ERBIL, Kurdistan Region (Kurdistan 24) – The Prime Minister of Iraq has become arrogant and does not want to resolve issues with the Kurdistan Region through dialogue, according to a Kurdish lawmaker.
“Abadi isn’t thinking straight. He is riding the waves of success, especially after declaring victory over Da’esh [Islamic State (IS)], and, according to them, over the Kurdistan Region as they took control of Kirkuk, Shingal (Sinjar), and other [disputed] territories,” Arez Abdulla, head of Kurdistan Patriotic Union (PUK) faction in the Iraqi Parliament, told Kurdistan 24 on Monday.
The Member of Parliament claimed Iraqi Prime Minister Haider al-Abadi was not interested in resolving disputes between Erbil and Baghdad.
“Abadi is feeling haughty. He deals with the Kurdistan Region with the extreme arrogance,” Abdulla continued. “It is true that his policies damaged the Kurdistan Region, but eventually, it will negatively affect him.”
Ties between the Kurdistan Regional Government (KRG) and the Federal Government of Iraq have considerably deteriorated following the Sep. 25 referendum on independence in Kurdistan.

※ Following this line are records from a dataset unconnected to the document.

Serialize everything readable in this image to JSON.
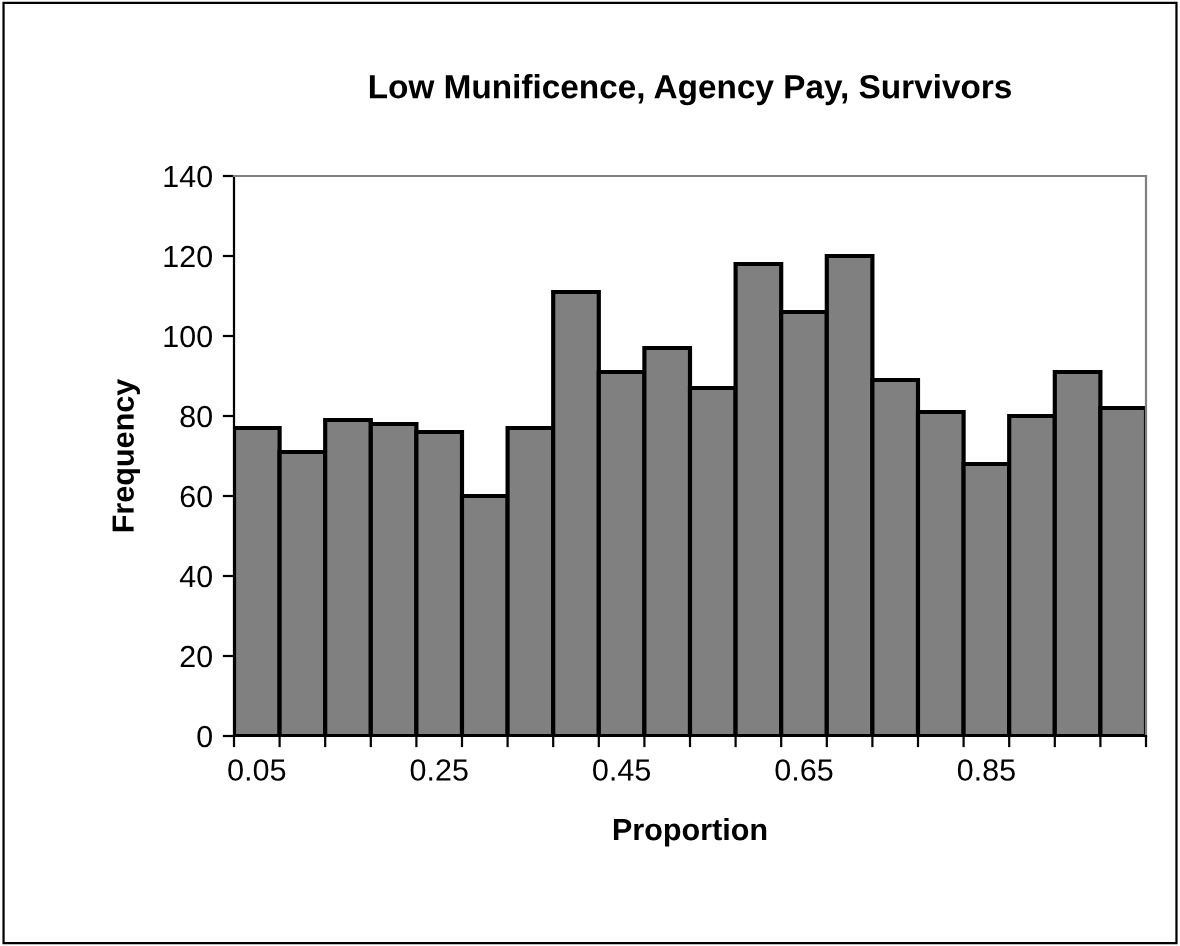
{
  "chart_data": {
    "type": "bar",
    "title": "Low Munificence, Agency Pay, Survivors",
    "xlabel": "Proportion",
    "ylabel": "Frequency",
    "categories": [
      "0.05",
      null,
      null,
      null,
      "0.25",
      null,
      null,
      null,
      "0.45",
      null,
      null,
      null,
      "0.65",
      null,
      null,
      null,
      "0.85",
      null,
      null,
      null
    ],
    "values": [
      77,
      71,
      79,
      78,
      76,
      60,
      77,
      111,
      91,
      97,
      87,
      118,
      106,
      120,
      89,
      81,
      68,
      80,
      91,
      82
    ],
    "color": "#808080",
    "ylim": [
      0,
      140
    ],
    "yticks": [
      0,
      20,
      40,
      60,
      80,
      100,
      120,
      140
    ],
    "grid": false,
    "legend": false
  }
}
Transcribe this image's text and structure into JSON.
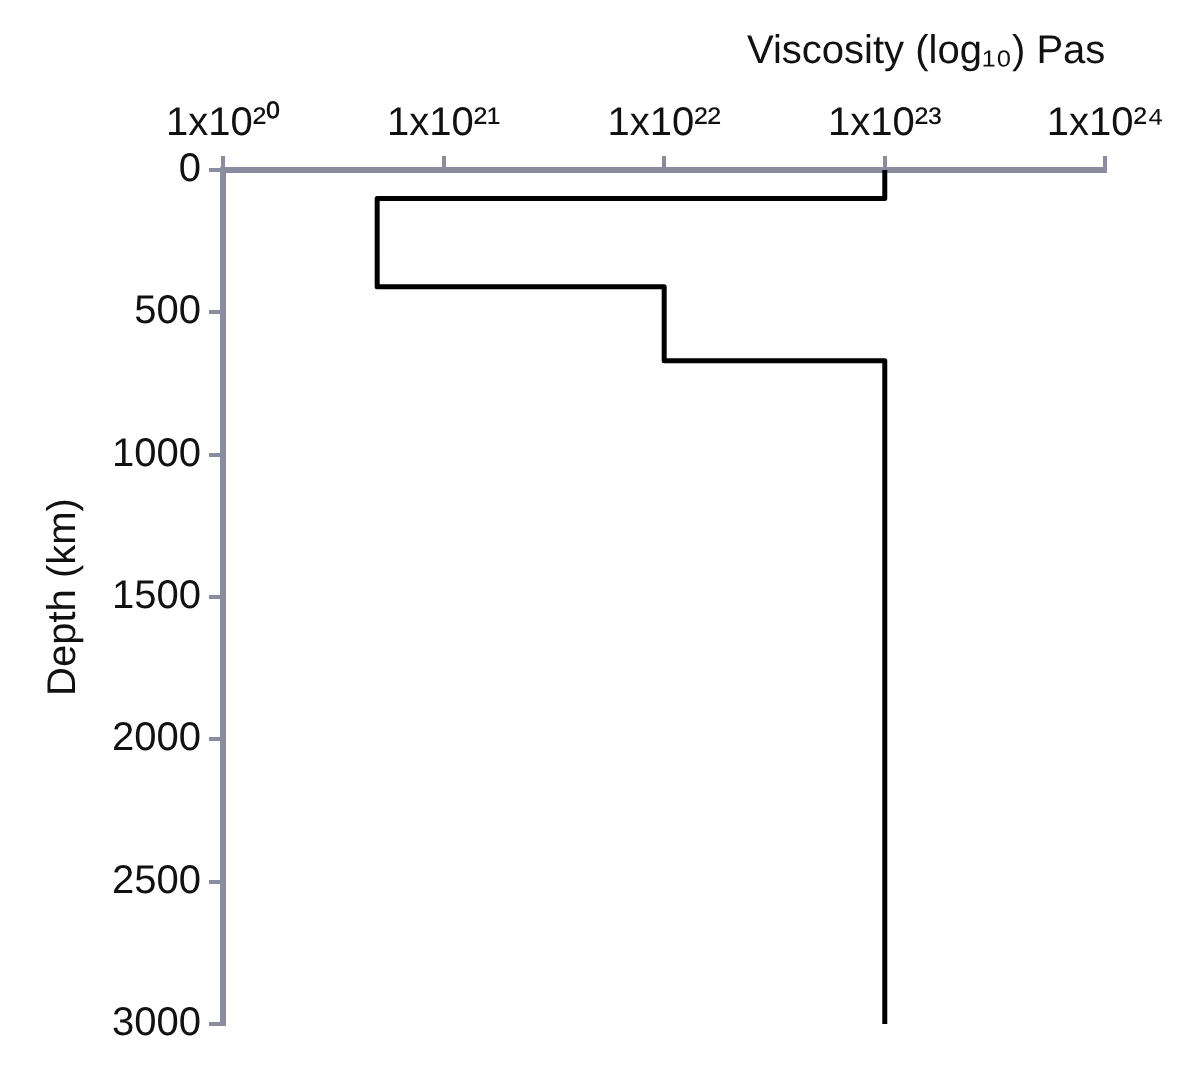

Baghdad imposed punitive measures and an embargo on the Kurdistan Region and asked for the full annulment of the referendum results as a pre-condition to any dialogue.
“The federal government’s demands on the KRG are obstacles to launching a constructive dialogue,” the Kurdish lawmaker continued. “Saddam Hussein [former Iraqi Dictator], despite all the power he had, never put conditions on negotiations, and instead, first convened with the party in question to discuss.”
Abdulla stated that it is possible for both Erbil and Baghdad to disagree on some issues, but asserted that imposing pre-conditions was an indication Abadi has no real desire or intention to resolve the current disputes.
He also asserted that the Iraqi Premier not only wants to decrease the KRG’s power but also shrink its borders to the 2003 line of contacts, meaning that many of the current districts and neighborhoods of Erbil province would fall into the hands of the Federal Government of Iraq.
The KRG has offered to freeze the results of the referendum as a show of goodwill for talks with Baghdad to start. The international community, including France and Germany, has called on Baghdad to accept the KRG’s initiative and launch peaceful negotiations, but no progress has been made in this regard.